Dear Old State,
Where do I even begin? Let’s start with a “thank you” — for everything.
Thinking back on the last four years in this middle-of-nowhere town, I never thought it would actually be time to leave. The walks around campus have turned into walks down memory lane – whether it’s the place I met my best friend or the place where I drunkenly walked into a fire hydrant and learned to never do that again.
Every spot has a memory and every memory has made me into who I am today, a soon-to-be college graduate from the greatest university in the world.
Trying to wrap my mind around leaving this place puts a hole in my heart that only Penn State can fill. Dropped off as a baby freshman, this place was huge, scary, and unknown. It look me a little time to get my bearings, but not knowing is everything here. That’s how you meet your soul mates and how you figure out that you must carry an umbrella at all times.
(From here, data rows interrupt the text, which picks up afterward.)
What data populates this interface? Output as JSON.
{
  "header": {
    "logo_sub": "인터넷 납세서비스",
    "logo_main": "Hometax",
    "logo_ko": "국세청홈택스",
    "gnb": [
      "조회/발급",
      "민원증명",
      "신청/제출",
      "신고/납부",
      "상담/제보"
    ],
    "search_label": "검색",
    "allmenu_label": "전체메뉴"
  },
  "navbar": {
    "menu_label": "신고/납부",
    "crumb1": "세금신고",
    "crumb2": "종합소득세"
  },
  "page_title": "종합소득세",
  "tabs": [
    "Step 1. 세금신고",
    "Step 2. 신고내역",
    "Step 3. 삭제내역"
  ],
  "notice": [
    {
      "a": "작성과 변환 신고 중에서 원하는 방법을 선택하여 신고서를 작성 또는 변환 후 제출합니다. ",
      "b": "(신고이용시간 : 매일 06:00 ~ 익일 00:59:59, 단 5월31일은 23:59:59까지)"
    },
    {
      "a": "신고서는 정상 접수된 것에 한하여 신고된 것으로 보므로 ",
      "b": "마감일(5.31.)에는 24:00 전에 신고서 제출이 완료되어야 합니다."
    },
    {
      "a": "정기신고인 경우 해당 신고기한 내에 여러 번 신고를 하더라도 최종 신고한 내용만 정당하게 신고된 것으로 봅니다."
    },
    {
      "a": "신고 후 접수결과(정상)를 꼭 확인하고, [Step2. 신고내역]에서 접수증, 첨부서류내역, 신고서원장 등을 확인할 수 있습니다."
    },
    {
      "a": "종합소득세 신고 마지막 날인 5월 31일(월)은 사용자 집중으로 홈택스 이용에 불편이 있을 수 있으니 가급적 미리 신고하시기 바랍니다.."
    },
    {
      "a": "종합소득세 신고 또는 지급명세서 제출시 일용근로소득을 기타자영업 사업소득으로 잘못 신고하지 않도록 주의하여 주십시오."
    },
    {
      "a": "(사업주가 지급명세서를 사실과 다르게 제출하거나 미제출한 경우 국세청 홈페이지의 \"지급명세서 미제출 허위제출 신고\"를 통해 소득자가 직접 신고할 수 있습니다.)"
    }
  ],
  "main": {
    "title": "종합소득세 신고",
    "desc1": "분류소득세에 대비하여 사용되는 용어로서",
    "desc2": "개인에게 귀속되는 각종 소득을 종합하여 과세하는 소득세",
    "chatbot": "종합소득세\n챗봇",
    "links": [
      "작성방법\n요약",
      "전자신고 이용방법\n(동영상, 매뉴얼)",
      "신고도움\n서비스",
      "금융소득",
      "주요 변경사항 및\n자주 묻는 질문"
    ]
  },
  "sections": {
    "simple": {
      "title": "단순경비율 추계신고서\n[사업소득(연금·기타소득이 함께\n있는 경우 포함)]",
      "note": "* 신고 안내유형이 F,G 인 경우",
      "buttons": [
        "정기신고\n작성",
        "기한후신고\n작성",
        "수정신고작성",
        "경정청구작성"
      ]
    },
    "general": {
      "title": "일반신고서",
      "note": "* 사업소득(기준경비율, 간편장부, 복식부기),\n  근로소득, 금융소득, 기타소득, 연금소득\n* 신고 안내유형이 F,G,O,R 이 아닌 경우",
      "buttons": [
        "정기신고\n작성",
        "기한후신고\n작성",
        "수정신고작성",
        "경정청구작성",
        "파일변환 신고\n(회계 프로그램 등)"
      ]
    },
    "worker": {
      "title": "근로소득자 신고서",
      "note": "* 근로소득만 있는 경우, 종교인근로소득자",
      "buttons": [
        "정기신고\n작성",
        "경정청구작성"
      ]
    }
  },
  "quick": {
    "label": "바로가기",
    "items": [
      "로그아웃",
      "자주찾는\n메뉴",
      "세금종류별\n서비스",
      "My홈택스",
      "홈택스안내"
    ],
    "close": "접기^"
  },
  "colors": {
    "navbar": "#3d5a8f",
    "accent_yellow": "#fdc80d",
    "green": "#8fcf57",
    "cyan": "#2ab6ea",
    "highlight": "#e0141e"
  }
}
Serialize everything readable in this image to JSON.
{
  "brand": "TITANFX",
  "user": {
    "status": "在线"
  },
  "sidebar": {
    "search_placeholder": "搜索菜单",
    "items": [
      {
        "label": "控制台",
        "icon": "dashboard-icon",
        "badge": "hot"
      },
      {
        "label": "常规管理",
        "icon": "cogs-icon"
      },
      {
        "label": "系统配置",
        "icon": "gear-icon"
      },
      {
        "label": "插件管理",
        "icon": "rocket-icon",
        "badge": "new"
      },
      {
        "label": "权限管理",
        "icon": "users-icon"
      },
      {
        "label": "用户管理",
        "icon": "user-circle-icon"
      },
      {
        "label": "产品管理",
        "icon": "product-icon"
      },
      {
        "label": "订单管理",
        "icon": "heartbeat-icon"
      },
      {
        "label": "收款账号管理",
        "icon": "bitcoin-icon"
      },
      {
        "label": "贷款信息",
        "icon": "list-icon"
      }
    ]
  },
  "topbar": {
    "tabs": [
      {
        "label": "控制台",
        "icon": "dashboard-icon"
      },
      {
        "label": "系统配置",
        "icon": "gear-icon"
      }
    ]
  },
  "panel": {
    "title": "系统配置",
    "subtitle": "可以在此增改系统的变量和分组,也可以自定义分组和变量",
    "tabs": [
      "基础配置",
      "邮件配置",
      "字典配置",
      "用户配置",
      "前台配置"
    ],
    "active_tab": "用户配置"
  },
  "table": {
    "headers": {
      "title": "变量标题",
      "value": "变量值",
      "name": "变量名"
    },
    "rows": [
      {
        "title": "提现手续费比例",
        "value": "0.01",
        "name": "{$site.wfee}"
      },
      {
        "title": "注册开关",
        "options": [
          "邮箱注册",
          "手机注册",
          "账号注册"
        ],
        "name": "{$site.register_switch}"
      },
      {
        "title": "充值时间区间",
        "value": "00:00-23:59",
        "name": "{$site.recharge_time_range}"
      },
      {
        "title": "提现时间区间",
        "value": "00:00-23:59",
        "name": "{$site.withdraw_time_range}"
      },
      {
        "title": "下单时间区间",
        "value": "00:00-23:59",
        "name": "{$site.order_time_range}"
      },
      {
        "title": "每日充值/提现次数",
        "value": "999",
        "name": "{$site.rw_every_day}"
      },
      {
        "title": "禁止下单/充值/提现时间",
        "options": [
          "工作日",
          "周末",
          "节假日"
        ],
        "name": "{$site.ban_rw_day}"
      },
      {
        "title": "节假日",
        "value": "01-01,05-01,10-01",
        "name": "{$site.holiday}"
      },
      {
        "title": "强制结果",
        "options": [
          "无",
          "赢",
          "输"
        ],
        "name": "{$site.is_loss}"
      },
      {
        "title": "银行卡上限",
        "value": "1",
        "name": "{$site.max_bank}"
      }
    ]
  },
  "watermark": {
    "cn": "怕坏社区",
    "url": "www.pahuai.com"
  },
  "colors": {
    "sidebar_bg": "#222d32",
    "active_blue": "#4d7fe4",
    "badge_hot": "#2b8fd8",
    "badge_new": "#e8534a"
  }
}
It’s how you know you can never rely on buses to get you anywhere on time and that you will never find ice cream better than The Berkey Creamery. All these little things about this campus are what make it so perfect.
We enter this place at 18 and leave at 21… or 22… or 23… or 24 (if we’re lucky). This is the biggest change we’ll go through in our lives and we have the ability to do it here. You start running around Fratland with strangers who you met on your floor because you were introduced by your RA, then you’re bar hopping downtown with those same crazy people four years later, all while wondering how you made it through together and how the hell this is all about to end.
This day is simply always a myth in our minds – something that you know is coming, but you try not to come to terms with. The countdowns have begun and the bucket lists have started to be completed. Time is becoming limited and precious. It’s the beginning of the end. The end of one chapter and the start of a new one. A new one full of unknowns and mistakes you haven’t even made yet. Once again, you are being thrown into something, and you’ll soon realize you are not in State College anymore. Once we graduate, we become real people with real responsibilities that become much deeper than finishing your INART quiz just in time for Gaffeoke Wednesdays. Cheap Happy Hours don’t exist anymore and cranberry vodka’s become 3 times more expensive. Money will start to be saved instead of spent, and you will no longer drink 4 or 5 or 6 or 7 days of the week. Your friends will never be in the next room, or down the hall, or down the street. You actually have no idea where half your friends will even end up once you leave here, and you start to realize the reality of it all. Things will never be this way again. Ever.
The cap and gown has been purchased and the tears have started.
If I did not choose to go to Penn State, I would without a doubt not be the person I am today. These 4 years have taught me about life, myself, and relationships, more than anyone or anything could have. This campus has gone from me not knowing anyone to seeing familiar faces everywhere I go.
College isn’t forever — it’s 4 years long. And those years will be the best of your life. So to the Freshmen, the Sophomores, and the Juniors reading this, cherish it all. Cherish the days, cherish the nights, cherish the laughs, cherish the friends, cherish the fights, cherish the tears, cherish the break-ups, cherish the make-ups, and cherish the love — because life goes on, but your college years are with you forever.
I will forever bleed blue and white and forever watch this team on College Football Saturdays. Beaver Stadium will forever hold a place in my heart and I will forever follow a “We Are” with a “Penn State.” I will be forever proud to call myself a Nittany Lion and will forever remember every memory made in this Happy Valley.
When they say Penn State is a cult, they’re right — and I wouldn’t have it any other way.